In my country, the Republic of Chad, our land has been changing along with the climate, affecting how we support ourselves and produce our food. Areas that had once supported cattle grazing for generations have now become too dry, forcing nomadic herders from their traditional routes to new territories and altering long established land-use patterns. We now rank as a world leader in hunger and conflict, an unsurprising tragedy that has taken place well off of the global stage.
But the economic sector that has played a leading role in climate change—the oil and gas industry—also competes for land in Chad, especially in the south of the country. Chadians, from all walks of life, including my Mbororo people, have had to accommodate this industry and bear witness to its environmental damages.
Several worlds away, in a series of international meetings under the auspices of the United Nations, delegates debate how to cope with climate change and reduce the emissions that cause it. The most recent meeting was in Bonn, Germany, at the end of Oct. 2015, and the series concludes with the global climate change mega-conference in Paris, France in early December.
At these meetings, I have been advocating for the recognition of our indigenous and traditional knowledge as part of any negotiated solution. This boils down to inserting language into the draft treaty that acknowledges the rights of indigenous peoples and local communities around the world, and in particular their right to own or manage the lands where they live.
The benchmark for my success so far has been the insertion of two paragraphs in a roughly 55-page document where just about every word is the subject of intense debate.
These paragraphs, and the words they contain, hold the key to our future. Without legal rights to our lands, resources, environment, and livelihoods, economic developments like oil drilling, mining, large-scale plantations, and hydropower projects will displace us. We need to be the ones deciding on the disposition of our lands.
We need to be the ones deciding on the disposition of our lands. And yet, more often than not, these rights are hard to come by. According to new research from the Rights and Resources Initiative, indigenous peoples and local communities lack the legal rights to almost three quarters of our lands.
Sustainable development is a buzzword at the international policymaking meetings, but for this jargon to have any meaning it must encompass respect for us and our priorities. Without this respect—which starts with our inclusion in any treaty coming out of Paris—the international community would replace one type of predatory economic development with another. And the impoverished peoples of the world—without legal rights—would continue to get pushed aside.
When we in Chad and elsewhere talk about land use and indigenous rights, oil drilling is one of the first problems we think about. And when we talk about climate change, the oil and gas corporations are foremost among both the primary culprits and those most in denial.

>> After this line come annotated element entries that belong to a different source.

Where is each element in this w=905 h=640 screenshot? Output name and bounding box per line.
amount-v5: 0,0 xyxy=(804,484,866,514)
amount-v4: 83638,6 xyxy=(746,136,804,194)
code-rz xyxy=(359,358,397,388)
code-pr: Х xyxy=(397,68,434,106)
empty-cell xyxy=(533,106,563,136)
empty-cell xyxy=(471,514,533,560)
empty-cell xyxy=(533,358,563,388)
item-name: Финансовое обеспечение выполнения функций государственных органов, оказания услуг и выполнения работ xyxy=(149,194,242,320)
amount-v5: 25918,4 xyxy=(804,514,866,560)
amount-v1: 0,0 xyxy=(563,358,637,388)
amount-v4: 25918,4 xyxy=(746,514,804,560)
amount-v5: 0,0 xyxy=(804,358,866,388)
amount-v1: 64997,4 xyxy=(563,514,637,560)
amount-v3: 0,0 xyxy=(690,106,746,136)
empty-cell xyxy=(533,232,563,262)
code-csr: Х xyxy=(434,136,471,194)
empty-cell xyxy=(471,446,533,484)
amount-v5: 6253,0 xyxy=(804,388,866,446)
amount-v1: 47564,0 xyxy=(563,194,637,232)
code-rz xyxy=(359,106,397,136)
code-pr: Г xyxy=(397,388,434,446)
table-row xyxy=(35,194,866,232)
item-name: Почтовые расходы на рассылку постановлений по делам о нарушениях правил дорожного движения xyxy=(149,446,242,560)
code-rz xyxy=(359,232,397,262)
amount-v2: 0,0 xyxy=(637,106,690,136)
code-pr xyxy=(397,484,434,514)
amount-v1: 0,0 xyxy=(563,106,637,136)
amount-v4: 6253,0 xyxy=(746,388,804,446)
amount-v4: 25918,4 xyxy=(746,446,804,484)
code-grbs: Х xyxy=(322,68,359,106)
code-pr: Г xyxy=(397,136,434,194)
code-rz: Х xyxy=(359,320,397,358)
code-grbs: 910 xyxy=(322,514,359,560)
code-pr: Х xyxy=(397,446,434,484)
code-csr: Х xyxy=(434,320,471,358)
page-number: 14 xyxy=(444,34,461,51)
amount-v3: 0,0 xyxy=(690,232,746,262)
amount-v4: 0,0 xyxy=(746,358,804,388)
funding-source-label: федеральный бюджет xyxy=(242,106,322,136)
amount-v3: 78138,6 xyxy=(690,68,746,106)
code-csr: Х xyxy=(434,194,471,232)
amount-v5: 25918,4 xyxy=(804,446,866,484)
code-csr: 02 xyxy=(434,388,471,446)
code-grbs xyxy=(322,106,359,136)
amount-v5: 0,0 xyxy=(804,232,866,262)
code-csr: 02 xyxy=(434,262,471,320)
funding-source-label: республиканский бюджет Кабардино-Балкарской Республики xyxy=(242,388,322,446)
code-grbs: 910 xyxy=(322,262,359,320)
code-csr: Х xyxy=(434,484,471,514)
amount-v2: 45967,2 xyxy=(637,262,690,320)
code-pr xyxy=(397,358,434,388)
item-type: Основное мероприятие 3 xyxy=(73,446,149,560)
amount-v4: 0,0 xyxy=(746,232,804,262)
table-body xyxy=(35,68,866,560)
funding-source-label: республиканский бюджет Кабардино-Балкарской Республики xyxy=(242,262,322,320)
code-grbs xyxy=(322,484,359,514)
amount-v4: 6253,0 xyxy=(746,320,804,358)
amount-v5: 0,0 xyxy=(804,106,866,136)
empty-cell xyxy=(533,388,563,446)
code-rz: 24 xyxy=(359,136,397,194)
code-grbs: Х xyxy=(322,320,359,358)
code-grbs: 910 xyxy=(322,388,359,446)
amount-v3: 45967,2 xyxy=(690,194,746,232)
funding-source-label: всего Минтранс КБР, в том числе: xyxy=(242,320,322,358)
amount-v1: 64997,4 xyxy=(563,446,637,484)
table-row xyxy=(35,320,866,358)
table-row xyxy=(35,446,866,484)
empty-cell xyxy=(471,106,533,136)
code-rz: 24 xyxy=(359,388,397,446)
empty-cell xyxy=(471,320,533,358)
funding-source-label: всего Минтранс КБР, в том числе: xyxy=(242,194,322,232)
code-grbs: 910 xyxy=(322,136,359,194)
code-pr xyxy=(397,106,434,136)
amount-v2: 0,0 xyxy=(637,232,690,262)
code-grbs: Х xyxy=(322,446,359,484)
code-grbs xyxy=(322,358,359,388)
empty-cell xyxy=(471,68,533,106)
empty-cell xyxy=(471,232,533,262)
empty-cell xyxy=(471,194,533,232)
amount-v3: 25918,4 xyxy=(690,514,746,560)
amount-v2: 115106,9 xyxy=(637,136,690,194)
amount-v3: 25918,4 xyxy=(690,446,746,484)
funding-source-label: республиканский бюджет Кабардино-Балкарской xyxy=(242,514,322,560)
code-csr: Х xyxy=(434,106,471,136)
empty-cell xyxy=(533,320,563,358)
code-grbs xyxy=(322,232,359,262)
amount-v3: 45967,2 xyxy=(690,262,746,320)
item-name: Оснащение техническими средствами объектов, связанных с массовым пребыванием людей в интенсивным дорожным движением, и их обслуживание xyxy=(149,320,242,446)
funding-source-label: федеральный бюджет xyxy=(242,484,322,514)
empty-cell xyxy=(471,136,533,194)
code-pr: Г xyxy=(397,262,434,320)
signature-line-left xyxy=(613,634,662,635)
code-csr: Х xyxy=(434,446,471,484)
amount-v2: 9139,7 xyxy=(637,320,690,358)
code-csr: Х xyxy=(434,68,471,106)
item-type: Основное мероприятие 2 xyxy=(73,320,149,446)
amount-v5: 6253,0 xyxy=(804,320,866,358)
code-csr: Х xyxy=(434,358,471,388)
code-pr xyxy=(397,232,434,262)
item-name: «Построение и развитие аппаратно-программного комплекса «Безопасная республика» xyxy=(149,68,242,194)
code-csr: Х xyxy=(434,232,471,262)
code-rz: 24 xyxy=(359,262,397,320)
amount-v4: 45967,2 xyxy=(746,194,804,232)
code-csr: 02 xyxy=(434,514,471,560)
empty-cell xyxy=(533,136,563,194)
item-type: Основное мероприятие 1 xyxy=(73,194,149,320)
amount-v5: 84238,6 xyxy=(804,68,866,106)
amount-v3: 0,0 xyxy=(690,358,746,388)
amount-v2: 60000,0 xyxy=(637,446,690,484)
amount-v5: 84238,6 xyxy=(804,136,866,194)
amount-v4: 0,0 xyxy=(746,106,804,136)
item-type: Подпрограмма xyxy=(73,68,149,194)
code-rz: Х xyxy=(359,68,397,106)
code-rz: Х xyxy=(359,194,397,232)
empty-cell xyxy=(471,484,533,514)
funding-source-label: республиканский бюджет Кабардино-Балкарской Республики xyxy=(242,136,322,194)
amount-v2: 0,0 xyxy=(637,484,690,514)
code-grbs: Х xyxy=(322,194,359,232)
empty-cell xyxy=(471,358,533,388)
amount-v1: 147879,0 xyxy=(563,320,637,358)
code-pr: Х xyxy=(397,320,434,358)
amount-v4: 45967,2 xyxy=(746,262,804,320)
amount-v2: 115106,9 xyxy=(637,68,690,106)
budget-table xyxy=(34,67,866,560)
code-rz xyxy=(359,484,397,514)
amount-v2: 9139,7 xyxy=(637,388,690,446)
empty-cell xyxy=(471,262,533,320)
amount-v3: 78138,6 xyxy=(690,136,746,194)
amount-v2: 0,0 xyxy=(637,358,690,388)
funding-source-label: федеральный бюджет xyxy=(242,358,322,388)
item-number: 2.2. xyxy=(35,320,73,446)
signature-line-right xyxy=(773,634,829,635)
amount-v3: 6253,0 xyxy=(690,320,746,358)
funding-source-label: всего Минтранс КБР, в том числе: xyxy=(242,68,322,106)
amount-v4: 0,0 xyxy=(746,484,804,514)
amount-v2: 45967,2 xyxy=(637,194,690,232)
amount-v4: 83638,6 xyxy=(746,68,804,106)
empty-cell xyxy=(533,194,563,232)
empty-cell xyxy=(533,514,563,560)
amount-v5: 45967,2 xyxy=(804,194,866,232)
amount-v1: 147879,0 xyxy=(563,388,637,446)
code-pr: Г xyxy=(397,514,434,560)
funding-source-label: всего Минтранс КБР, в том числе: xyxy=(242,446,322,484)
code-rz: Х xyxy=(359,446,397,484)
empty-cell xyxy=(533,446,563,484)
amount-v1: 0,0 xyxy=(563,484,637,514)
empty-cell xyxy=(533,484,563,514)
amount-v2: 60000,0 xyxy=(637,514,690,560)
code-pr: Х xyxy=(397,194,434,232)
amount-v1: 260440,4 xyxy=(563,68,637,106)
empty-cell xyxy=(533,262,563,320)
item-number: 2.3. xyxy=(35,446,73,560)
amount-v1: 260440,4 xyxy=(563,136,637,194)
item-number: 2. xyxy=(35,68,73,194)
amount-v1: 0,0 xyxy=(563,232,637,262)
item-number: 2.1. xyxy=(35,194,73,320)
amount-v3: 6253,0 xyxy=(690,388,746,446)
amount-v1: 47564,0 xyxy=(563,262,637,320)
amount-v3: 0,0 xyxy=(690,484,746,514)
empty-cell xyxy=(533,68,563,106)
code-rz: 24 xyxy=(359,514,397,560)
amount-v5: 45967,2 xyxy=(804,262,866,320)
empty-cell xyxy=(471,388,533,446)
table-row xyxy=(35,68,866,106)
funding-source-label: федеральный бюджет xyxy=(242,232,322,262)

Oil was supposed to be the economic hope that would stabilize landlocked Chad after decades of civil war. In a landmark deal with the World Bank, ExxonMobil, Petronas, and Chevron, oil wells and a pipeline through neighboring Cameroon were financed under the condition that the people and the environment would be protected, and the profits would be channeled towards services that raise the standard of living in the country.
But while the oil flowed smoothly through the pipeline, the profits did not reach the people impacted by the project. The government used the money to build its army instead. The World Bank protested and eventually withdrew from the arrangement, but only after the pipeline’s completion.
The damage was done.
The results of this project have been ruinous. The loss of land and livelihoods has been unaddressed, and occasional leaks in the pipeline and the wells have tainted the land, its character, and water resources. The pipeline itself, now that it is complete, has enabled the expansion of the oil fields and the continuing marginalization of my people.
The final insult is the current deliberations by the World Bank to potentially lower the environmental and social safeguards for its funded projects, when it is obvious to us in Chad that the previous safeguards were nowhere near strong enough.
We bear the brunt of the industries that pollute, and the lands that are left to us bear the brunt of the changing climate. Chad is not the only place where oil development has trampled our rights. Similar stories transpired in neighboring Nigeria, as well as in Ecuador on the other side of the world. Research has proven that indigenous communities are the best stewards of the land, keeping billions of tons of carbon in the earth and out of our atmosphere. Yet we consistently get pushed aside for oil and gas development, the most carbon-intensive industry, while the world ponders and debates the urgent crisis of climate change.
Indigenous peoples and local communities are on the front lines of this crisis. We bear the brunt of the industries that pollute, and the lands that are left to us bear the brunt of the changing climate. We need to be compensated for losses and damages from extreme weather changes. We also need direct access to these funds as well as assistance that would allow us to govern our own development while maintaining our territories. We need to manage our own way forward.
Any final agreement that emerges out of Paris needs to be legally binding for all countries, with no room for any government—including my own in Chad—to wiggle out of its commitments. We don’t need a contract on paper that acknowledges our existence but does not ensure our survival. It takes more than two paragraphs to address the concerns of indigenous peoples and local communities. Instead, we hunger to see a contract of solutions, one that includes us and protects our rights and our future.